Questo, se non vogliamo che la crisi finanziaria di
questi mesi risorga dalle proprie ceneri come la Fenice, si riproduca, come
l’Idra di Lerna, ad ogni fendente di Ercole (Tremonti? Suvvia…).
“Ma
cos’è questa crisi?” Alla grande crisi del 1929, è dedicata una
delle più note canzoni del Futurismo italiano. La scrisse, e portò sui
palcoscenici nel 1930, il
cantautore, giornalista, scrittore, pittore e amico e sodale di
Marinetti, Rodolfo De Angelis. A 60 anni di distanza, ci risiamo.
Con un colpo da decisionista doc, il nostro Presidente
alla strategia della contingentazione improvvisa della iperserata jazz
ha risposto, in un pugno di minuti, con una tattica alla Capponi (“Voi
suonerete il vostro jazz, noi suoneremo la nostra controserata al
Giardini”). Grande.
Ed eccoci qui (i reietti dell’ultima ora e i renitenti
(ab origine) alle lusinghe della gaia Via Sammartini, insieme e
fortunati) alla conferenza di Adalberto. Anzi, alla sua conversazione
tra amici. Perché Adalberto manifesta la sua dottrina con una passione
che altri potrebbero avere per la pittura del Rinascimento o per le
suonate di Schubert, alle quali Egli tuttavia è tutt’altro che
indifferente.
L’Italia – dice Adalberto -
è il paradiso dei paradossi. Ha il sistema bancario più
incasinato del mondo sul piano giuridico (accorpa, fonde, cresce e nello
stesso tempio licenzia; fa risparmi – per gli azionisti – e aumenta le
spese – per i risparmiatori; lesina il millesimo sugli interessi e
stressa il tasso dei crediti…e così via). Facendo tutto questo e di più,
la logica vorrebbe che esso collassasse al primo soffio di crisi. Ma
ecco che nella baraonda generale maddoffiana è uno di quelli che se la
cavano meglio. Né saranno solo i Tremonti bond a toglierlo d’impiccio:
in gran parte ce la sta facendo da solo, forte dell’essere, alla fine,
un sistema “provinciale”,
che parla solo il milanese, magari il fiorentino
e il romanesco. Meno l’inglese: la sua fortuna.
Tuttavia, la crisi c’è. Che ci sia, tutti lo sanno,
come sia nata conduce a varie scuole di pensiero. I titoli tossici
c’entrano, ma c’entra anche la maledizione del Faraone (che avete
capito?

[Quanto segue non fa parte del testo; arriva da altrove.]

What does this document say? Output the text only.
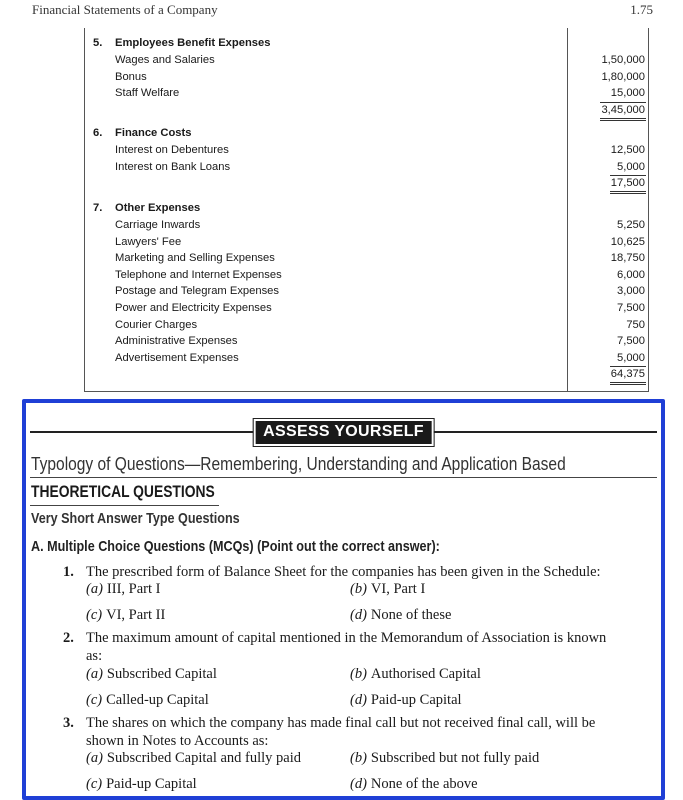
Financial Statements of a Company	1.75
5. Employees Benefit Expenses
Wages and Salaries	1,50,000
Bonus	1,80,000
Staff Welfare	15,000
3,45,000
6. Finance Costs
Interest on Debentures	12,500
Interest on Bank Loans	5,000
17,500
7. Other Expenses
Carriage Inwards	5,250
Lawyers' Fee	10,625
Marketing and Selling Expenses	18,750
Telephone and Internet Expenses	6,000
Postage and Telegram Expenses	3,000
Power and Electricity Expenses	7,500
Courier Charges	750
Administrative Expenses	7,500
Advertisement Expenses	5,000
64,375
ASSESS YOURSELF
Typology of Questions—Remembering, Understanding and Application Based
THEORETICAL QUESTIONS
Very Short Answer Type Questions
A. Multiple Choice Questions (MCQs) (Point out the correct answer):
1. The prescribed form of Balance Sheet for the companies has been given in the Schedule:
(a) III, Part I	(b) VI, Part I
(c) VI, Part II	(d) None of these
2. The maximum amount of capital mentioned in the Memorandum of Association is known
as:
(a) Subscribed Capital	(b) Authorised Capital
(c) Called-up Capital	(d) Paid-up Capital
3. The shares on which the company has made final call but not received final call, will be
shown in Notes to Accounts as:
(a) Subscribed Capital and fully paid	(b) Subscribed but not fully paid
(c) Paid-up Capital	(d) None of the above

Solo coincidenza), quella maledizione che si incarna nella legge
dell’altalena dei “cicli” (che, come tutti gli altri, …bisogna aspettare
che passino).
Naturalmente Adalberto si è espresso più correttamente (è il cronista
che si prende qualche licenza). Ma il senso era questo.

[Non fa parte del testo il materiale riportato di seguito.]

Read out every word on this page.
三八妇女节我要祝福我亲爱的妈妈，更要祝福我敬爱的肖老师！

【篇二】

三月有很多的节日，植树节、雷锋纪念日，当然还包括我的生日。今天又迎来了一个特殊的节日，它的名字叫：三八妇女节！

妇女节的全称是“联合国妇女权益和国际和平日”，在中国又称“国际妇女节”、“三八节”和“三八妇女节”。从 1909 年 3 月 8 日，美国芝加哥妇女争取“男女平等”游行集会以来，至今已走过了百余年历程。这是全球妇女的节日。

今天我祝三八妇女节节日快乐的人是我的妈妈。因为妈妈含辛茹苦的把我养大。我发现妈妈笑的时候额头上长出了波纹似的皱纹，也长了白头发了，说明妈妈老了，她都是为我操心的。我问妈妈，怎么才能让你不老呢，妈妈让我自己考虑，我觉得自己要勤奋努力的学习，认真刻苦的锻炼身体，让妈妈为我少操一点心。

Le nostre banche. Tutto cominciò da quando, con il
favore del Testo Unico del 1993, le banche, da “scagno” in cui si
posavano e prelevavano monete, come si vede nelle stampe fiorentine del
Cinquecento, si sono fatte “manager universali”, la “B-lunga”, il
supermercato di “prodotti” (a nessuno di noi era mai venuto in mente che
una cambiale o un mutuo fossero un “prodotto” come il prosciutto e il
lucido da scarpe).
Adalberto manifesta riprovazione
per il fatto che alle banche si sia dato il permesso di “fare tutto ciò
che non è vietato”. Perché da lì è arrivata la stagione-moda del ROE (Return
On common Equity), quell’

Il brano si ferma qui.